Şuanlık en mantıklı karar bu, tahta geçmeden bir şeyleri gizli gizli yeterince yapıyorum. Böyle bir olay için kendim çabalasam da olduramam bir yerden sonra. Kocaman ordular babamın bir emriyle beni ortada bırakacak durumdayken işimi sağlama almak en mantıklısı.
Elimdeki telefon tekrar titremeye başladığında bir sessizlik çökmüştü sanki ortama. Kafamı kaldırdığımda
Etrafımda hiçkimsenin olmadığını fark ettim. Ne adamlardan ne de Pamira'dan ses çıkıyordu. Hepsi birlikte bir anda nereye gitmiş olabilirler ki.
"Pamira"
Bahçe o kadar sessizdi ki kendi adımlarımın sesini duyuyordum.
Bu kez daha da sesli bağırdım
"Pamira!"
Telefon tekrar titrediğinde bu kez açtım ve kulağıma yasladım.
"Efendim not bulamadık ama ayrı ayrı bütün cesetlerin göğsüne yazılar kazınmış. Başta bir şey pek anlaşılmıyor ama birleştirildiğinde BİLMELİSİN Kİ KÜÇÜK PRENS, KIYAMET YAKLAŞIYOR!
Oluyor.
Efendim bunu yapanların her biri, ruh hastası psikopat olmalı. Çünkü başka bir açıklama bulamıyorum ben. "
Elimle terleyen alnımı sildim.
"Alp, şu anda senden tek isteğim; olayı takip etmen ve hiç kimseye güvenmemen. Gerekirse otopsiye sen de gir ama küçücük bir parça bile kaçırma. Sadece bizim değil milletimizin de hayatı tehlikede bunu göz önünde bulundurarak görevine devam et. "
"Emredersiniz efendim. "
Telefonu kapattığımda tekrar etrafıma baktım.
"Pamira! "
Yine hiç kimse cevap vermiyordu.
Bahçe'nin bir tarafı ormana bağlı olduğu için yol uzuyordu.

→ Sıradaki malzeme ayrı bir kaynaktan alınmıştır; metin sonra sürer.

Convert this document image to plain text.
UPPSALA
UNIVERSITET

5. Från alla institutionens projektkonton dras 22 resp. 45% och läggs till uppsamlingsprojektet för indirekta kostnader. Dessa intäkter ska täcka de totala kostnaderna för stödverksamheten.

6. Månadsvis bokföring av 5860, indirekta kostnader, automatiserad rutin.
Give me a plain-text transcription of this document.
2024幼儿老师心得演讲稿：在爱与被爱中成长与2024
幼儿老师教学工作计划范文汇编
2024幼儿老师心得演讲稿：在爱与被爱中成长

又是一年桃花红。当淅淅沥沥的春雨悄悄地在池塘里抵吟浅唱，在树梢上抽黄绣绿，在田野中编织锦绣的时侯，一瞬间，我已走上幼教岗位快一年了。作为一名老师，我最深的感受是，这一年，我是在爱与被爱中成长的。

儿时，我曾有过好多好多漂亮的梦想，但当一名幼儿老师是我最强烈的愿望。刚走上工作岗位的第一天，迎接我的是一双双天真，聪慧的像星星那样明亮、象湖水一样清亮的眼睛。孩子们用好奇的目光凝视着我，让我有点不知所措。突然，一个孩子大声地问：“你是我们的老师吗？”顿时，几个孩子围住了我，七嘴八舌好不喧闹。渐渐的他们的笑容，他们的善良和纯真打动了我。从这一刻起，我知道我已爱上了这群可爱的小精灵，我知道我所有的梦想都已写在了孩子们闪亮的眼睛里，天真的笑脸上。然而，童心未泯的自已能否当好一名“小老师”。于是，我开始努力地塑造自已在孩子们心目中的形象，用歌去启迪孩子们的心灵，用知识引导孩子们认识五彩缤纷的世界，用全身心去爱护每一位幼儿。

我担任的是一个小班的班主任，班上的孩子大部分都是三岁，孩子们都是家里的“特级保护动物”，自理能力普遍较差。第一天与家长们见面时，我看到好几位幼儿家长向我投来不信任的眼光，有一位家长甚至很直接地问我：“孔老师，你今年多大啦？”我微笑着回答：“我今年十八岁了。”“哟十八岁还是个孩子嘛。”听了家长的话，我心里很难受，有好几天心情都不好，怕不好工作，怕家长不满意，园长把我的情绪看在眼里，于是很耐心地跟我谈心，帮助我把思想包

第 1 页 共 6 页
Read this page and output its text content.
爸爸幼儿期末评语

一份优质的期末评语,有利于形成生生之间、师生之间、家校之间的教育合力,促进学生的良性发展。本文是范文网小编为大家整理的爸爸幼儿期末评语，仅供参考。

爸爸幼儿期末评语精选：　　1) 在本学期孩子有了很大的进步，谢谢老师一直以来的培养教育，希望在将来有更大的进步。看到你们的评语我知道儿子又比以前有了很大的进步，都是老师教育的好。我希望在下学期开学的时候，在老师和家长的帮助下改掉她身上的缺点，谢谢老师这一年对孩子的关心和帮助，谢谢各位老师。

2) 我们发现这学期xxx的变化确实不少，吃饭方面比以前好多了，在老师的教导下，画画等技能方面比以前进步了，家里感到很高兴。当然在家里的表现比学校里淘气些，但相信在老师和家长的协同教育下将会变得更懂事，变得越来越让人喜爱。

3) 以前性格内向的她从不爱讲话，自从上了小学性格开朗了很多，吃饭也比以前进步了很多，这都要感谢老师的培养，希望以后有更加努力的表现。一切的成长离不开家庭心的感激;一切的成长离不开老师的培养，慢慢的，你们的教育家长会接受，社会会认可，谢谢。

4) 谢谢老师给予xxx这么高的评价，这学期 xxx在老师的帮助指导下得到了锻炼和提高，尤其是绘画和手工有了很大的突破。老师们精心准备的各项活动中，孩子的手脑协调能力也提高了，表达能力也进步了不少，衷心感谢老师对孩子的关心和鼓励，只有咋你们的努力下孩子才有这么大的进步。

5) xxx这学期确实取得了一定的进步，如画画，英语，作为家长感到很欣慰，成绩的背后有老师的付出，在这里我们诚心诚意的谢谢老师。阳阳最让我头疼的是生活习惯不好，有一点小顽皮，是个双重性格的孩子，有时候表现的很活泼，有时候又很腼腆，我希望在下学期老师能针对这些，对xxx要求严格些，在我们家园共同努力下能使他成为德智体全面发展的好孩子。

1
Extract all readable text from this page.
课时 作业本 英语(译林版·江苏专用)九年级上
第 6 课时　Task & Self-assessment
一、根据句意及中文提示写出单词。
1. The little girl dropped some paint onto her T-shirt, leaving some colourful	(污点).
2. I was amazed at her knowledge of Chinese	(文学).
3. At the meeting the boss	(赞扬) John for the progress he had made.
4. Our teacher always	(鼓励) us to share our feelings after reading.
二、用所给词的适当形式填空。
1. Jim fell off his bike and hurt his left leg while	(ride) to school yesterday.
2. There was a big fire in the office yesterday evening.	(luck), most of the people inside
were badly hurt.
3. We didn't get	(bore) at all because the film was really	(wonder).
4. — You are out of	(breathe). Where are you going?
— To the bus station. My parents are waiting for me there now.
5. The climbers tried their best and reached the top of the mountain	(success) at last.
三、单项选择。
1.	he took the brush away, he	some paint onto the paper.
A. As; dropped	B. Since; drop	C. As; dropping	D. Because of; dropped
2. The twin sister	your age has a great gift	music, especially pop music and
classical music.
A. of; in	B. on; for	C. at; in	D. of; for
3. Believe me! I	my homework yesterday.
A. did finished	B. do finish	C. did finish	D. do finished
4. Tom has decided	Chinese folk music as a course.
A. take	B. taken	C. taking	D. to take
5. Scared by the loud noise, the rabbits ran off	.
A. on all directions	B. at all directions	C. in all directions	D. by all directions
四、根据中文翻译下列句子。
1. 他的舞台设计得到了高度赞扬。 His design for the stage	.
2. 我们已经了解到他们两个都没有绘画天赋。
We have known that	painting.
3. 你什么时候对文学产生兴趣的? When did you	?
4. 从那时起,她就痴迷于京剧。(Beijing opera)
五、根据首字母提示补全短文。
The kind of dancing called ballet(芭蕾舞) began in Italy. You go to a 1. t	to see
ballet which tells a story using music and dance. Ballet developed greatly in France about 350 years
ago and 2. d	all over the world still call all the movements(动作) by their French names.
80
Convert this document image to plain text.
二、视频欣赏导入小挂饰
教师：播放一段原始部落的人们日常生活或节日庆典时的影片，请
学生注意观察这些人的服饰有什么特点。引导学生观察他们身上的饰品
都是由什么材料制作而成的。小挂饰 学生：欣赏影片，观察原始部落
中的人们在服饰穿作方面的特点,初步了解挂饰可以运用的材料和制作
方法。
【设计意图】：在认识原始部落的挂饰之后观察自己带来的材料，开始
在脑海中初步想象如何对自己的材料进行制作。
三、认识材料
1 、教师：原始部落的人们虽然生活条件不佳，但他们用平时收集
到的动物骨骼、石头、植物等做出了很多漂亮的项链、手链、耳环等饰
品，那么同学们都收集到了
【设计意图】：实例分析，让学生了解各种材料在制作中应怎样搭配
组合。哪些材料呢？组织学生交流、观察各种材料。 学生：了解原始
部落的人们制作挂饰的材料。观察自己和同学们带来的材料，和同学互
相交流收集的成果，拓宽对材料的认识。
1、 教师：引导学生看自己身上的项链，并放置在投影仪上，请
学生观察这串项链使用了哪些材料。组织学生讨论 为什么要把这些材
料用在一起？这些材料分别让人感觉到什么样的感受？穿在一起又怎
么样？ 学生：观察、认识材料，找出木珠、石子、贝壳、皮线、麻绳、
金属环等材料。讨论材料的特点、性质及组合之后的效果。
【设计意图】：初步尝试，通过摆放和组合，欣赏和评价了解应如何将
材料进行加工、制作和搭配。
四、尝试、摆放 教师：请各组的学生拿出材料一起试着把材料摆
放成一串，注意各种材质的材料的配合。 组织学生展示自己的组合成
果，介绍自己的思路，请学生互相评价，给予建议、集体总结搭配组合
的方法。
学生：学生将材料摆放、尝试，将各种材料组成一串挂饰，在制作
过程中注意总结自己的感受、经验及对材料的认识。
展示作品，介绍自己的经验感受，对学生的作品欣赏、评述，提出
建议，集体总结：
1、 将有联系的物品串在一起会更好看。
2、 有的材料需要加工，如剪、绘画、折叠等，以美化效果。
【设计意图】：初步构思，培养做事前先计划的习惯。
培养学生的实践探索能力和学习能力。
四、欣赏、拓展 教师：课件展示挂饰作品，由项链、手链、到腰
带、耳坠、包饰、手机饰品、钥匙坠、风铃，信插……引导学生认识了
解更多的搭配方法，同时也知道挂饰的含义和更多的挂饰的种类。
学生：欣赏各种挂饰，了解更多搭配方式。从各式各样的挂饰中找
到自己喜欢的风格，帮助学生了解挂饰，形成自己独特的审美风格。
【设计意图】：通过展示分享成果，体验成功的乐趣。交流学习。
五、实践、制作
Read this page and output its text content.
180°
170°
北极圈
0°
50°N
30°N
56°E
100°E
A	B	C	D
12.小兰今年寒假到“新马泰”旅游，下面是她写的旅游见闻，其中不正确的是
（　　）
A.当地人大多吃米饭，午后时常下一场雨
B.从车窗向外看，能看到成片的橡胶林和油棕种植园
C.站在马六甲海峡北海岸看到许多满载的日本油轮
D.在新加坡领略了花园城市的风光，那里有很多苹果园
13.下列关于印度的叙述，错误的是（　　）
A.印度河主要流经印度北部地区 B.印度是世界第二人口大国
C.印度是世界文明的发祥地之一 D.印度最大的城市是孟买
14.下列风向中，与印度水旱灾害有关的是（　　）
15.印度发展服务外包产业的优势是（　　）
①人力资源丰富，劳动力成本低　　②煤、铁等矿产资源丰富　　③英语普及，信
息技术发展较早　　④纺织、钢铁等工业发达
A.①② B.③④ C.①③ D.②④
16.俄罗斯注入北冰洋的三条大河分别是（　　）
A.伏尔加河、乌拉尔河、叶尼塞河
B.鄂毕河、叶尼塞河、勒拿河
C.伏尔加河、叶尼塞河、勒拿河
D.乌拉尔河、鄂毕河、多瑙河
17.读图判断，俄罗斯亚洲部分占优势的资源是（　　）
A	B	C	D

Uzun yolda ilerlerken bir yandan da Pamira'ya sesleniyordum ama etrafta ne bir ses vardı ne de hareketlilik.
"Efendim."
İrkilerek sesin geldiği yöne döndüm.
Korumalardan biri kanlar içinde kalmış bir şekilde karşımda duruyordu.
"Kaçın! "
Dediğinde öylece yere yığıldı.
Hemen yanına eğildim.
"Ne oldu kim yaptı bunu? (!) "
"Kaçın! "
Elini yakasındaki elime koydu ve itti.
"Kaçın sizin için geliyor! "
Tüm gücüyle itti beni.
"Gidin kaçın sizin için geliyor! "
"Kim... "
Solumuzdan gelen bir bıçak kafasını saniyeler içinde vücudundan ayırırken telaşla bıçağın geldiği yöne baktım. Ama hiçbir şey göremiyorum.
Yerden kalktım ve tüm gücümle Lebriz'e koşmaya başladım.
"PRENS! "
Pamira'nın çığlığıyla olduğum yere çakılı kaldım.
"İMDAT! "
Ya o herif Pamira'yı da bulduysa?
"YARDIM EDİN!"
Çığlıklar git gide artmaya başlamıştı.
Çevremde dönüp Pamira'yı görmeye çalıştım ama yine göremedim.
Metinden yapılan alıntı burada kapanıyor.